A Light microscopy of the cortical renal parenchyma, periodic acid-Schiff staining shows acute tubular injury with loss of brush border and simplification of tubular cells with presence of red blood cell casts (PAS ×20; scale bar 100 μm). B Hematoxylin and eosin staining demonstrates erythrocyte casts in tubular lumen and in Bowman’s space (H&E ×20; scale bar 100 μm). C Petechiae which appeared in course of acute kidney injury during the hospitalization.
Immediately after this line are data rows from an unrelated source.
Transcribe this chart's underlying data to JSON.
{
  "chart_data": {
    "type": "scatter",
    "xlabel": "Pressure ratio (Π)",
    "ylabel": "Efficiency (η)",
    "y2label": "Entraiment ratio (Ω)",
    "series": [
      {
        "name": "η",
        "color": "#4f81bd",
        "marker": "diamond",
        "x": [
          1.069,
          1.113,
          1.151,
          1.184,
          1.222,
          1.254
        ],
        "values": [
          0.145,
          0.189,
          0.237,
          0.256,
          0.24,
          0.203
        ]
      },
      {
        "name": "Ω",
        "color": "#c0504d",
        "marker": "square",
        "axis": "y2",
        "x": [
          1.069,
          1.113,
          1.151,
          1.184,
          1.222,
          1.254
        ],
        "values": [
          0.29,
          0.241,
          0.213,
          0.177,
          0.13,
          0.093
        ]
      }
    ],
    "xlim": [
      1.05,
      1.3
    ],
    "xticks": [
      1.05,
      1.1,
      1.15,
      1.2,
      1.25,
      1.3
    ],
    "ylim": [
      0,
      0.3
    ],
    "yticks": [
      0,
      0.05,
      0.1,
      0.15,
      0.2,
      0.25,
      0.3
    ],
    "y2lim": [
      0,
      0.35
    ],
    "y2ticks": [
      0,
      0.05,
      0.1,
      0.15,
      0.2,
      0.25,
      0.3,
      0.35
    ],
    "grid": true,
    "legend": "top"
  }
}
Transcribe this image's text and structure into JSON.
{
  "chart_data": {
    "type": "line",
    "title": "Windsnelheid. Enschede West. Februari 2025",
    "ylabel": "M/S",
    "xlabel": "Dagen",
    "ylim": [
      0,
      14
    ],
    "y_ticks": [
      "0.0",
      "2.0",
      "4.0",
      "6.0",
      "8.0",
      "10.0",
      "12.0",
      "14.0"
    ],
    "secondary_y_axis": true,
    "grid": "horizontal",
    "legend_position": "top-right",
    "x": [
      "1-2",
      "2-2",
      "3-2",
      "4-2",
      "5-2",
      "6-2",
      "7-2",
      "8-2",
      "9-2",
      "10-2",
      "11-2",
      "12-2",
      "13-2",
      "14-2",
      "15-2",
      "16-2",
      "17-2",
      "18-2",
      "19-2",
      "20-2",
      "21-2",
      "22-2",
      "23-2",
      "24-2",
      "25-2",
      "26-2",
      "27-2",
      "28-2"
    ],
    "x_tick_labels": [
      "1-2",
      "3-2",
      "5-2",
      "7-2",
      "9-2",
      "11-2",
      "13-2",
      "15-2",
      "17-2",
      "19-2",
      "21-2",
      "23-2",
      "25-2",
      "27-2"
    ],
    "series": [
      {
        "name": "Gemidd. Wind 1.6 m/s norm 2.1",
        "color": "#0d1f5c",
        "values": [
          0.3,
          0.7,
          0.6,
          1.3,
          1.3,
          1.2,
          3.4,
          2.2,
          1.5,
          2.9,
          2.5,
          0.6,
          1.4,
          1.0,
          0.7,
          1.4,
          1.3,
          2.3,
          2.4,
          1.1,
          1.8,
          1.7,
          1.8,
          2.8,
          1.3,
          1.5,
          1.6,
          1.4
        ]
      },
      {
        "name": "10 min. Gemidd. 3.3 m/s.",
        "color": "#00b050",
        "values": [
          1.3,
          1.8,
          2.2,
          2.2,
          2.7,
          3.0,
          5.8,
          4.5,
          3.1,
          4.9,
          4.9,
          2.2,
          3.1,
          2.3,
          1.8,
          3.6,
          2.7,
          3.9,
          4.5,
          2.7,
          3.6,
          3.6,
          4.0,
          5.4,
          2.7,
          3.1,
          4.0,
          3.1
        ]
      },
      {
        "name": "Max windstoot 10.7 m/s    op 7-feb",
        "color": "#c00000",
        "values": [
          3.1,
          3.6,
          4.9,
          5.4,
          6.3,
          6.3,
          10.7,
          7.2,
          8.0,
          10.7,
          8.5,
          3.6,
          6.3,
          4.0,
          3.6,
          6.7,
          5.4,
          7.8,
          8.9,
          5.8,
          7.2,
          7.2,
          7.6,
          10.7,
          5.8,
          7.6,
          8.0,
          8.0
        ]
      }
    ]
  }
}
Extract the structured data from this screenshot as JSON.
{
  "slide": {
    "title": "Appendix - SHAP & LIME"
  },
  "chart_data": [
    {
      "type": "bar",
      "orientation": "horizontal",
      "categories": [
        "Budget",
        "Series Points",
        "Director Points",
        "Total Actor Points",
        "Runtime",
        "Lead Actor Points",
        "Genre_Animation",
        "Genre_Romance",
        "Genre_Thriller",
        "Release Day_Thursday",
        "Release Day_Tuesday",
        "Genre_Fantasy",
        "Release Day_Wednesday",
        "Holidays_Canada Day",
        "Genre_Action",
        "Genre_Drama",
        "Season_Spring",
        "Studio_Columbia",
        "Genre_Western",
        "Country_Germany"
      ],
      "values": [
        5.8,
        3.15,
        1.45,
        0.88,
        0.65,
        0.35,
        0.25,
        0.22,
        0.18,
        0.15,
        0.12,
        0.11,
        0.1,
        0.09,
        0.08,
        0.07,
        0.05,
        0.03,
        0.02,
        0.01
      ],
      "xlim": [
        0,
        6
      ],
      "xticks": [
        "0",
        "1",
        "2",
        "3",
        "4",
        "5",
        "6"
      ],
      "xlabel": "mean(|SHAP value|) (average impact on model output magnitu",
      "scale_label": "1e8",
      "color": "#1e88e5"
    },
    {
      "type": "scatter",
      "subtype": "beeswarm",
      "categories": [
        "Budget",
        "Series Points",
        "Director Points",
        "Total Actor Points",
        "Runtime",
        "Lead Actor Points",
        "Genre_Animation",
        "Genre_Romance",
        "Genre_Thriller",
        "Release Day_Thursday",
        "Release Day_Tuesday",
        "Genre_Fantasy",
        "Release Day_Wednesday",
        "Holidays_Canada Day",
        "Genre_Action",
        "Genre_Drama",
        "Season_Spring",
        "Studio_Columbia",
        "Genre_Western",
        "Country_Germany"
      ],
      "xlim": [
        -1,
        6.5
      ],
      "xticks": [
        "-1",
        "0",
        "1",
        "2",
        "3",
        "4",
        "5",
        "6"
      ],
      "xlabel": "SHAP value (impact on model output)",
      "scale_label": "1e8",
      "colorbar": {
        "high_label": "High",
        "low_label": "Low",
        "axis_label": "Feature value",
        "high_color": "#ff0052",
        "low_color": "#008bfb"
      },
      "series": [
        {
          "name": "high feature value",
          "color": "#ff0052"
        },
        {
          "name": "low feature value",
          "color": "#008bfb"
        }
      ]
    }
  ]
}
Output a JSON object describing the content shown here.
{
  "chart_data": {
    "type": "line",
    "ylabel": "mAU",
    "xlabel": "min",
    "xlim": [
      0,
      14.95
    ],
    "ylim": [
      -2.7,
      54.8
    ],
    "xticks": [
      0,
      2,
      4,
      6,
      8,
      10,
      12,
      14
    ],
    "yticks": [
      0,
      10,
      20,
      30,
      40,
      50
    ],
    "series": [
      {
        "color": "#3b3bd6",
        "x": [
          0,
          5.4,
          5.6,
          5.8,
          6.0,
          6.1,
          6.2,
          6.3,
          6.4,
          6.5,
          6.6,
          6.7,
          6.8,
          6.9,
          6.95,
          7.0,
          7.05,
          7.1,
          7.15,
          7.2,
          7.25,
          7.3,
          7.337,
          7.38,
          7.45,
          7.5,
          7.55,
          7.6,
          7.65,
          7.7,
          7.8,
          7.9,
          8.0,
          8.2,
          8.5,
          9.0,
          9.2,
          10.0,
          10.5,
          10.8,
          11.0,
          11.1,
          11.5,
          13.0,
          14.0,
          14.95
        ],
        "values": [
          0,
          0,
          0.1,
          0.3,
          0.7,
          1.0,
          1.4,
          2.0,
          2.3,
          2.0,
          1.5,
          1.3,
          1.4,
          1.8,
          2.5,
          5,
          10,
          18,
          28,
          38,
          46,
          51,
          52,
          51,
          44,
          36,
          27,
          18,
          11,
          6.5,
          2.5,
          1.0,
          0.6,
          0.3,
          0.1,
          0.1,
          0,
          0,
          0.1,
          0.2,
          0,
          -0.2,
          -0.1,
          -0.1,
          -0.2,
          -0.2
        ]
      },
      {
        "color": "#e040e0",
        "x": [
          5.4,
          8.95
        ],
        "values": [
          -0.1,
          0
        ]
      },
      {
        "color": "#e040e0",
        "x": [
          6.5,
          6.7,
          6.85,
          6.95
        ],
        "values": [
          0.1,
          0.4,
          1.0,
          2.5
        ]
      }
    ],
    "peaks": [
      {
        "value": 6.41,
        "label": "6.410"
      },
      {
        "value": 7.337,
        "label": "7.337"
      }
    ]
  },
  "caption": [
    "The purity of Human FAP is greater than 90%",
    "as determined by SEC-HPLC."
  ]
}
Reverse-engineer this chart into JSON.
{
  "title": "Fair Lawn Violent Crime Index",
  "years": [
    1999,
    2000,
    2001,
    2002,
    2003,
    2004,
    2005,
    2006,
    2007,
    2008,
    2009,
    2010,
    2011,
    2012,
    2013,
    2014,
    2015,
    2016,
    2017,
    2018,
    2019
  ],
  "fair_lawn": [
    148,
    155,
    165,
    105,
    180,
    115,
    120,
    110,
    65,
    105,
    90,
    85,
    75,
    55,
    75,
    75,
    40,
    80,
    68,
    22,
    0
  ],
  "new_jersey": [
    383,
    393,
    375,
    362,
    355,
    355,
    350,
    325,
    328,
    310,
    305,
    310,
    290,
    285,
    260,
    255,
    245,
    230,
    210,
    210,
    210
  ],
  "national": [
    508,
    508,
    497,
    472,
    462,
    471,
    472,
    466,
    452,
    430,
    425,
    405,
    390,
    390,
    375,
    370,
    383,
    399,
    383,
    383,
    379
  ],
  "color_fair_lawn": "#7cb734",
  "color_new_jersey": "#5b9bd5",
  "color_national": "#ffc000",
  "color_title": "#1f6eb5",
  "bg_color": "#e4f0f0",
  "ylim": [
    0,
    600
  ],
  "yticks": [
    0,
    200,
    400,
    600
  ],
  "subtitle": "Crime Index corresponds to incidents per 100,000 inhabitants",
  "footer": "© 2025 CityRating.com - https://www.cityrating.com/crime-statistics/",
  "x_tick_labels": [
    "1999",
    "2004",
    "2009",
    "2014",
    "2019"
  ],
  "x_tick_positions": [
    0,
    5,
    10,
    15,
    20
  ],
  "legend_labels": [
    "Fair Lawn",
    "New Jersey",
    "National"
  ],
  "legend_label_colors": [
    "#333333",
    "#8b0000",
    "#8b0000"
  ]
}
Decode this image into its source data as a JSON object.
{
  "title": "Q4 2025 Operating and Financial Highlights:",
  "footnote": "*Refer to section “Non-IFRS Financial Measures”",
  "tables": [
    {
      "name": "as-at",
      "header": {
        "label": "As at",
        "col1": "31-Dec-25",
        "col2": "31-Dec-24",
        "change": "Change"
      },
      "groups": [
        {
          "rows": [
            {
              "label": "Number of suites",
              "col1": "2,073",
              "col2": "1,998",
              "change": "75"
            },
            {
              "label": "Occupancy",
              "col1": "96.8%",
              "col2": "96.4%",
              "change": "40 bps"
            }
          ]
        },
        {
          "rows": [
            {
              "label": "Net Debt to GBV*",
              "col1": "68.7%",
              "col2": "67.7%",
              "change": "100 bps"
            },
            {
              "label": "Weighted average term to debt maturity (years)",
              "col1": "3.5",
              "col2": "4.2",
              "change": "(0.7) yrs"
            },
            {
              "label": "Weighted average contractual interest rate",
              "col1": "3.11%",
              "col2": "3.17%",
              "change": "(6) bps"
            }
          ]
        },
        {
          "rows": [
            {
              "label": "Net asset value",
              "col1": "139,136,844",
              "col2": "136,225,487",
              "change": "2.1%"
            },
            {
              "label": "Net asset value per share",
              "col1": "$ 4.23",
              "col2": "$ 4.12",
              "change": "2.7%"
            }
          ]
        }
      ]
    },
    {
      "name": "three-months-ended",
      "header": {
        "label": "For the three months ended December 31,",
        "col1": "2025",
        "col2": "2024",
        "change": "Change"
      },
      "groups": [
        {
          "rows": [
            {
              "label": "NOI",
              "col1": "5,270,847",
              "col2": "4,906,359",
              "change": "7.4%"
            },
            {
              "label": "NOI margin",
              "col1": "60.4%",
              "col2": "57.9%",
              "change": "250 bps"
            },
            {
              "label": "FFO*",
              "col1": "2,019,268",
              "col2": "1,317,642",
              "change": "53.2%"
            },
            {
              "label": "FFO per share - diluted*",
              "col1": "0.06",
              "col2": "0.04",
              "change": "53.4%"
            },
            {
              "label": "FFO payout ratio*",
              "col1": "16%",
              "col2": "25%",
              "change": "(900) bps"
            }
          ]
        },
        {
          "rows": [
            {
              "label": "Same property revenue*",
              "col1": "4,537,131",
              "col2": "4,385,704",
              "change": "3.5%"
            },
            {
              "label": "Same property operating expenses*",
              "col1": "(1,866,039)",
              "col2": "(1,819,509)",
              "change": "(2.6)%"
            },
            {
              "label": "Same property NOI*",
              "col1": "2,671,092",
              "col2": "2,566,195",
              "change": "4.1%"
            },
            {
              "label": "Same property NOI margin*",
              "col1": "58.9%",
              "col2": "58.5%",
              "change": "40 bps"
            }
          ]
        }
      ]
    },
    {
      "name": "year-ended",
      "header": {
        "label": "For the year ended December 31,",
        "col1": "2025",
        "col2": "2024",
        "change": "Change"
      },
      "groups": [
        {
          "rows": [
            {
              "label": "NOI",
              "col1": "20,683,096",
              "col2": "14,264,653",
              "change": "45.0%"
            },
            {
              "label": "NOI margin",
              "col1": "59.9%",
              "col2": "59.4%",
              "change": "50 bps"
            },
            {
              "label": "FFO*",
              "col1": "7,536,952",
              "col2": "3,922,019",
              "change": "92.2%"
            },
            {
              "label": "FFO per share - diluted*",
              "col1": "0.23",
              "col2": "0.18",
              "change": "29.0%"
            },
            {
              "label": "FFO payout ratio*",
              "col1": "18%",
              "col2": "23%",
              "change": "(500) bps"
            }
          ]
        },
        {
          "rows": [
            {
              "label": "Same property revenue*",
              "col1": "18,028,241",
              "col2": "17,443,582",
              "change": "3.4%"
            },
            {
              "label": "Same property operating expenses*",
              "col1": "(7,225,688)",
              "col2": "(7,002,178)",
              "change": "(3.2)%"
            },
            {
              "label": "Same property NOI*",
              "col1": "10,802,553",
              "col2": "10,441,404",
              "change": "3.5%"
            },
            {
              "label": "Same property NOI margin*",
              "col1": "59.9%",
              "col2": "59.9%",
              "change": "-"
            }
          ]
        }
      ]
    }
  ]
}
D High resolution computed tomography shows extensive ground glass areas and signs of alveolar hemorrhage

Learning points

  • Anticoagulant-related nephropathy is a recently recognized and most likely underestimated cause of acute renal injury.

  • It is associated with both older and novel anticoagulant agents, although available data demonstrate higher risk on therapy with warfarin than with direct oral anticoagulants.

  • Preexisting chronic kidney disease is one of the main risk factors, therefore careful follow up is necessary in this group of patients on anticoagulant therapy.

  • Kidney biopsy provides valuable information about the kidney injury but is not always performed due to the increased risk of complications.

  • There are no guidelines regarding treatment of anticoagulant-related nephropathy but a switch to direct oral anticoagulants in patients on warfarin, dose reduction in patients already on therapy with novel agents, temporary discontinuation of anticoagulant therapy and a course of corticosteroid treatment may be considered.